Cardiovascular consequences of Sleep Apnea
Related research into sleep apnea has long noted that patients with Obstructive Sleep Apnea (OSA) also tend to present with hypertension (high blood pressure).
The reasons for this link have been explored by a number of different studies in an attempt to determine whether one condition inexorably leads to the other, or whether they simply have related causal factors.
A recent study by Bradley and Floras from the Sleep Research Laboratory at the Toronto Rehabilitation Institute, Canada, has tracked the consequences of blood oxygen desaturation caused by frequent nocturnal apneas.
They found that OSA exposes the cardiovascular system to cycles of hypoxia, exaggerated negative intrathoracic pressure, and arousals.

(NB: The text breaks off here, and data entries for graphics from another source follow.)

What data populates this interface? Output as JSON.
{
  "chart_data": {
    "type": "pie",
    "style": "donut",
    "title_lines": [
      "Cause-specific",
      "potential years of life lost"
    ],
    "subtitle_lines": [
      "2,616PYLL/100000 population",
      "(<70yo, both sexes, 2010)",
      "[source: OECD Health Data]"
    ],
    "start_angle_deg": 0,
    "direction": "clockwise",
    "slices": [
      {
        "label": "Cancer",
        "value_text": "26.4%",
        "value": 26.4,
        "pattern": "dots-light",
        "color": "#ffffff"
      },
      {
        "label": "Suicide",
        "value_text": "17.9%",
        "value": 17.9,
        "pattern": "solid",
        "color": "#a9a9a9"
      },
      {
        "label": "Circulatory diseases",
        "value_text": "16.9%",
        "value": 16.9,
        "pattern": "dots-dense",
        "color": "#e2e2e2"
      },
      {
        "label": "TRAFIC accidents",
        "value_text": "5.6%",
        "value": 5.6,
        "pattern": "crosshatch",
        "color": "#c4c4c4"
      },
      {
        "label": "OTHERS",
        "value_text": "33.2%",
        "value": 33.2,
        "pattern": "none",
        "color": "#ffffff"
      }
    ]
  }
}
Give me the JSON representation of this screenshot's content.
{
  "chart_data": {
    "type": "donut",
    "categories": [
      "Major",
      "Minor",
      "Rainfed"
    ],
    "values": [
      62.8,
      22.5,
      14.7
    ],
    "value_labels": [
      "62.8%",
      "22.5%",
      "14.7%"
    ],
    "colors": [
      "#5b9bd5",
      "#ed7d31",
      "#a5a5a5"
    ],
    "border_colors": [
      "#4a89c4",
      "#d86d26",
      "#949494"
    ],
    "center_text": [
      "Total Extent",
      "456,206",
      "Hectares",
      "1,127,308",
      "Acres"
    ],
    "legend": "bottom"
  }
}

These noxious stimuli can, in turn, depress myocardial contractility, activate the sympathetic nervous system, raise blood pressure, heart rate, and myocardial wall stress, depress parasympathetic activity, provoke oxidative stress and systemic inflammation, activate platelets, and impair vascular endothelial function.
Epidemiological studies have shown significant independent associations between OSA and hypertension, coronary artery disease, arrhythmias, heart failure, and stroke.
In randomised trials, treating OSA with continuous positive airway pressure lowered blood pressure, attenuated signs of early atherosclerosis, and, in patients with heart failure, improved cardiac function.
Current data therefore suggest that OSA increases the risk of developing cardiovascular diseases, and that its treatment has the potential to diminish such risk.
Clearly the cycles of oxygen desaturation which result from sleep apnea have consequences on the heart and circulatory system. Further research is required to determine the consequences of this on other major organ systems and on cognitive function which are also know to be impacted by blood oxygen desaturation.